Six years after the beginning of perestroika, when the Convention on the Prohibition of Chemical Weapons was practically ready, the U.S. and other countries stopped developing chemical weapons, and our press was making a big fuss about the upcoming campaign aimed at converting the VPK [to civilian production]. At that time, at the end of 1990, our director V. Petrunin declared “The nature of capitalism hasn’t changed; our potential enemy remains the same, and that is why it is our duty to keep strengthening our defense power.”
I am not so naive as to think that his opinion is unique. People like our director are disciplined and do exactly what their bosses tell them to do. It is a characteristic feature. Rumor has it that under his glorious leadership at the former enterprise, they had some problems and could not produce a single precursor. So, he forced all his employees, including the graduate students, to synthesize it in laboratory flasks. Let slaves do it. After a month or two they had synthesized the same amount an industrial unit could produce in one or two days. After that, the director was “riding high” [on his success]. Perhaps no one will investigate how he achieved his “success”.
It’s not surprising that he tried similar strategies in Moscow. In all sorts of ways he tried to imitate conversion, uttering fine phrases about self-financing and setting up training, but he never forgot about the “savage nature of capitalism.” During the time of the negotiations in Geneva, they built a plant for destroying chemical weapons near Chapaevsk. The state squandered over 300 million rubles on it, and in the end, it was closed due to a massive protest by the residents of the city, because it didn’t meet even elementary safety requirements.

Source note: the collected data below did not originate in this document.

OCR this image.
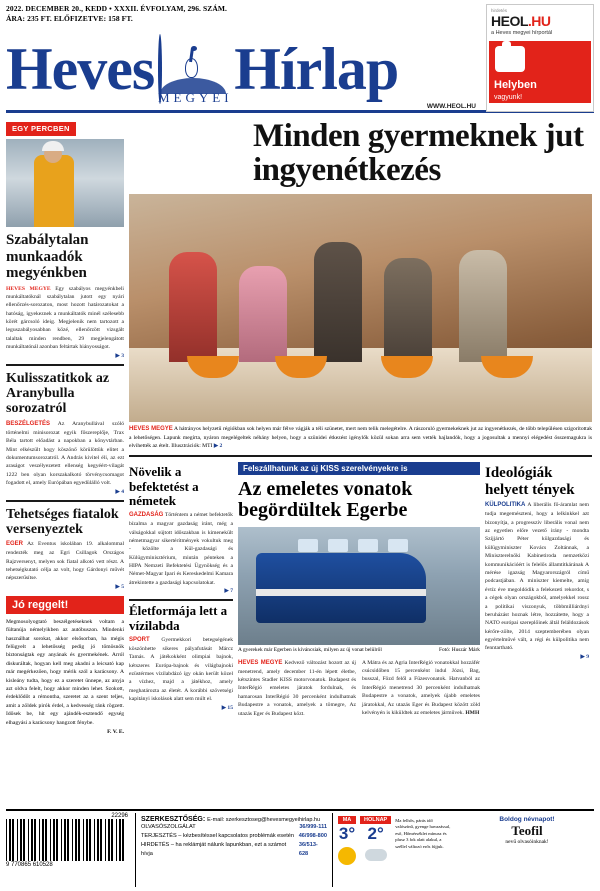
2022. DECEMBER 20., KEDD • XXXII. ÉVFOLYAM, 296. SZÁM.
ÁRA: 235 FT. ELŐFIZETVE: 158 FT.
hirdetés
HEOL.HU
a Heves megyei hírportál
Helyben
vagyunk!
Heves Hírlap
MEGYEI
WWW.HEOL.HU
EGY PERCBEN
Szabálytalan munkaadók megyénkben
HEVES MEGYE Egy szabályos megyénkbeli munkáltatóknál szabálytalan jutott egy nyári ellenőrzés-sorozaton, most hozott határozatokat a hatóság, igyekeznek a munkáltatók minél szélesebb körét gárcsoló ideig. Megjelenik nem tartozott a leguszabályosabban közé, ellenőrzött vizsgált talaltak minden rendben, 29 megjelengátott munkáltatónál azonban feltártak hiányosságot.
▶ 3
Kulisszatitkok az Aranybulla sorozatról
BESZÉLGETÉS Az Aranybullával szóló történelmi minisorozat egyik főszereplője, Trax Béla tartott előadást a napokban a könyvtárban. Mint elkészült hogy köszönő körülöttük elitet a dokumentumsorozatról. A András kivitel éli, az ezt araságot veszélyezetett ellenség kegyéért-vilagát 1222 ben olyan korszakalkotó törvénycsomagot fogadott el, amely Európában egyedülálló volt.
▶ 4
Tehetséges fiatalok versenyeztek
EGER Az Eventus iskolában 19. alkalommal rendezték meg az Egri Csillagok Országos Rajzversenyt, melyen sok fiatal alkotó vett részt. A tehetségkutató célja az volt, hogy Gárdonyi művét népszerűsítse.
▶ 5
Jó reggelt!
Megmosolyogtató beszélgetéseknek voltam a fültanúja némelyikben az autóbuszon. Mindenki használhat sorokat, akkor elsősorban, ha mégis felügyelt a lehetősség pedig jó tömösnök biztonságtak egy anyának és gyermekének. Arról diskuráltak, hogyan kell meg akadni a leicsató kap már megérkezően, hogy mérik szól a karácsony. A kisleány tudta, hogy ez a szeretet ünnepe, az anyja azt oldva felelt, hogy akkor minden lehet. Szokott, érdeklődőt a rémontha, szeretet az a szent teljes, amit a zöldek pirók érdel, a kedvesség ránk rögzett. Idősek be, hit egy ajándék-esztendő egység elhagyási a karácsony hangzott fénybe.
F. V. E.
Minden gyermeknek jut ingyenétkezés
HEVES MEGYE A hátrányos helyzetű régiókban sok helyen már félve vágják a téli szünetet, mert nem telik melegételre. A rászoruló gyermekeknek jut az ingyenétkezés, de több településen szigorítottak a lehetőségen. Lapunk megírta, nyáron megelégeltek néhány helyen, hogy a szünidei étkezést igénylők közül sokan arra sem vették hajlandók, hogy a jogosultak a mennyi elégedést összemagukra is elvihették az ételt. Illusztrációk: MTI ▶ 2
Növelik a befektetést a németek
GAZDASÁG Történtem a német befektetők bízalma a magyar gazdaság iránt, még a válságokkal sújtott időszakban is kimenekült németmagyar sikertérítmények vokultuk meg - közölte a Kül-gazdasági és Külügyminisztérium, miután pénteken a HIPA Nemzeti Befektetési Ügynökség és a Német-Magyar Ipari és Kereskedelmi Kamara átrekintette a gazdasági kapcsolatokat.
▶ 7
Életformája lett a vízilabda
SPORT Gyermekkori betegségének köszönhette sikeres pályafutását Márcz Tamás. A játékokként olimpiai bajnok, kétszeres Európa-bajnok és világbajnoki ezüstérmes vízilabdázó így okán került közel a vízhez, majd a játékhoz, amely meghatározta az életét. A korábbi szövetségi kapitányi iskolások alatt sem múlt el.
▶ 15
Felszállhatunk az új KISS szerelvényekre is
Az emeletes vonatok begördültek Egerbe
A gyerekek már Egerben is kíváncsiak, milyen az új vonat belülről	Fotó: Huszár Márk
HEVES MEGYE Kedvező változást hozott az új menetrend, amely december 11-én lépett életbe, kétszintes Stadler KISS motorvonatok. Budapest és InterRégió emeletes járatok fordulnak, és hamarosan InterRégió 30 percenként indulhatnak Budapestre a vonatok, amelyek a tömegre, Az utazás Eger és Budapest közt.
A Mátra és az Agria InterRégió vonatokkal hozzáfér csúcsidőben 15 percenként indul Józsi, Bag, busszal, Fözd felől a Füzesvonatok. Hatvanból az InterRégió menetrend 30 percenként indulhatnak Budapestre a vonatok, amelyek újabb emeletes járatokkal, Az utazás Eger és Budapest között zöld kelvényén is kiküldtek az emeletes járművek. HMH
Ideológiák helyett tények
KÜLPOLITIKA A liberális fő-áramlat nem tudja megemészteni, hogy a lelkinkkel azt bizonyítja, a progresszív liberális vonal nem az egyetlen előre vezető irány - mondta Szijjártó Péter külgazdasági és külügyminiszter Kovács Zoltánnak, a Miniszterelnöki Kabinetiroda nemzetközi kommunikációért is felelős államtitkárának A mérése igazság Magyarországról című podcastjában. A miniszter kiemelte, amig évtíz éve megoldódik a felekezeti rekordot, s a cégek olyan országokból, amelyekkel rossz a politikai viszonyuk, többmilliárdnyi beruházást hoznak létre, hozzátette, hogy a NATO európai szereplőinek áltál feláldozások kérőre-zölte, 2014 szeptemberében olyan egyértelművé vált, a régi és külpolitika nem fenntartható.
▶ 9
9 770865 610528
22296 SZERKESZTŐSÉG: E-mail: szerkesztoseg@hevesmegyeihirlap.hu
OLVASÓSZOLGÁLAT	36/999-111
TERJESZTÉS – kézbesítéssel kapcsolatos problémák esetén 46/998-800
HIRDETÉS – ha reklámját nálunk lapunkban, ezt a számot hívja
36/513-628
MA
3°
HOLNAP
2°
Ma felhős, párás idő valószínű, gyenge havazással, eső, Hőmérséklet mínusz és plusz 3 fok alatt alakul, a széllel változó erős fújjuk.
Boldog névnapot!
Teofil
nevű olvasóinknak!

In connection with this fiasco, not a single hair fell from the heads, either of our clever director, or of his superiors. And what were they to blame for? They unflaggingly supported each other, following the basic policy of the VPK which was focused on taming this very “savage nature.” They were busy developing a more modern type of chemical weapon, and its testing was carried out at an open test [site] in one of the most ecologically unsafe regions.
Finally, the work was completed successfully, and in April of that year the director and his bosses received Lenin Prizes. The heroes of the VPK are not particularly worried that more than 70,000 [metric] tons of chemical agents are kept in warehouses, which is extremely dangerous, and that the state is too impoverished to finance their destruction. Most likely they will not be destroyed in this century. Perhaps, we can expect help from the West…
The representatives of the VPK have started to actively study the West, and they are not at all self-conscious about their status as top-secret VIPs, because they know perfectly well that the regime of secrecy was invented for slaves, to scare them and to subjugate them. That is why they [VPK representatives] can easily go on business trips to the U.S., England, West Germany, and other countries. This would mean nothing, if we didn’t know the true face of the VPK and its representatives. No, specialists hardly ever go to the West, since the bosses usually think that they can’t be trusted. Those trips are for the director and his closest associates, who you can’t call specialists even your wildest imagination. These are the same people who are running around at the negotiations in Geneva, once more trying to make fools out of their Western partners. On the other hand, I think they [the West] have already realized who they are dealing with.